To start the trip Aaron and I continued our long-running series of romantic getaways by booking two nights in a nice resort on Poipu Beach on the south side of Kauai. Upon arrival we found a lovely card addressed to “Mr. & Mrs. William Holliday”; Aaron was none too happy about having to be “Mrs.”, but he’ll survive. Still running on mainland time (three hours ahead) we went to bed at 8:30 last night and awoke at 5:30 this morning. A walk on the beach turned up a playful Hawaiian monk seal, one of only 1500 left in the world. He’s apparently a regular in these parts and there were “marine mammal protection” warnings lying further up the beach and waiting to be deployed, but I managed to keep Aaron off of seal-roping duty and he settled for just making boisterous announcements to the non-existent crowds to “step away from the seal”.

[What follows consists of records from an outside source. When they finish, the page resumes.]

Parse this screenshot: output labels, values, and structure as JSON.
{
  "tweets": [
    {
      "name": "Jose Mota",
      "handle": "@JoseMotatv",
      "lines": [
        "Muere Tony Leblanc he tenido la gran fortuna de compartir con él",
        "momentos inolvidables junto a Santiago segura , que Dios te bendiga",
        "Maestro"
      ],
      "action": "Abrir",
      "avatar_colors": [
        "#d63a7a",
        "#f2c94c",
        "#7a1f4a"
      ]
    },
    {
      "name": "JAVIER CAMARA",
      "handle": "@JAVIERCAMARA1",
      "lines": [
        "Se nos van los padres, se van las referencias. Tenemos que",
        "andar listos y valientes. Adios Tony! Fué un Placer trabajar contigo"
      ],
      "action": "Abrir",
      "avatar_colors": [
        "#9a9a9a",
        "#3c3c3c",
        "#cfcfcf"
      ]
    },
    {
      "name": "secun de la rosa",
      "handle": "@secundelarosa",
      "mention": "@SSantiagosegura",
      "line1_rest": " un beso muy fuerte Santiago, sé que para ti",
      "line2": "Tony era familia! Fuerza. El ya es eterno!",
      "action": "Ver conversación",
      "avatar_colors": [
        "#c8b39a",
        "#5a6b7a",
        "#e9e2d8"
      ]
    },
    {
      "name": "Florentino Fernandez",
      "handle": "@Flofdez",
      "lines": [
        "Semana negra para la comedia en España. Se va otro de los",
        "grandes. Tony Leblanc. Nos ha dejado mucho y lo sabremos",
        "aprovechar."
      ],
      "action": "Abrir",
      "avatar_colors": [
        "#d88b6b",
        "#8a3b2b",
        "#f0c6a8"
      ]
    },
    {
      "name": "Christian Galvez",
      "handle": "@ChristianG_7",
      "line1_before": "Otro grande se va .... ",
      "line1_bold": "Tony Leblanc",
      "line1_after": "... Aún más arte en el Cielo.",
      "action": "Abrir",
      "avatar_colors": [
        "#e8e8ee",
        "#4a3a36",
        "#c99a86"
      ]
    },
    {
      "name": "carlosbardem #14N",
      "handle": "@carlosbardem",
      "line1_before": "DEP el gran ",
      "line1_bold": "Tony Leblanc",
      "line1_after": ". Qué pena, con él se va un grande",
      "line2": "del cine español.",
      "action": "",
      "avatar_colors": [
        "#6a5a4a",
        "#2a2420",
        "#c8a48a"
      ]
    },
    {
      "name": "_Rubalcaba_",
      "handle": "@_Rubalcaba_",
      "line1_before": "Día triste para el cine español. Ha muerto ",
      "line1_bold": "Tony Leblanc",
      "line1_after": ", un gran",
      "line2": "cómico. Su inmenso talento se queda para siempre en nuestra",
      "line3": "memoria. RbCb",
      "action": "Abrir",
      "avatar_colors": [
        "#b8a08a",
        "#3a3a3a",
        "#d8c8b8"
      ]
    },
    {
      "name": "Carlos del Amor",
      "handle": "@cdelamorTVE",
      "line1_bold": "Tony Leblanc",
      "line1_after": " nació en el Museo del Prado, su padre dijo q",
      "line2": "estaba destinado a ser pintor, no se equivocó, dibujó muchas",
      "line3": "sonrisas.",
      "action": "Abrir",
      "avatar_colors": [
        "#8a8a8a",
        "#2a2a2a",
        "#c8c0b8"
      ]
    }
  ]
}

The chicken chasing started slightly after our seal visit. An anomaly of this island is that there are chickens everywhere – by the road, on the golf course, on the beach, and even in line at the car rental place. Following the morning’s seal encounter, and inspired by Rocky 2, I set off to chase one down; they are elusive, and a partial video of the debacle will probably be posted soon. Following that we hopped in the car, took a tour around the island, saw some impressive bird colonies, hiked along some impressive cliffs, and are now hopefully heading off to an impressive dinner. Vacation is a good thing, and I’m very glad to once again be on one.
For those not familiar with the great moment in cinematic history referenced above:
Mickey: Now here’s what I want you to do… I want you to chase this little chicken.
Rocky Balboa: Hey yo, Mick, what do I got to chase a chicken for?
Mickey: First, because I said so. And second, is because chicken-chasing is how we used to train back in the old days. If you can catch this thing, you can catch greased lighting.
Rocky Balboa: Well, I’ll do it if you say so, but it ain’t very mature.
Mickey: Yeah, well neither are you very mature!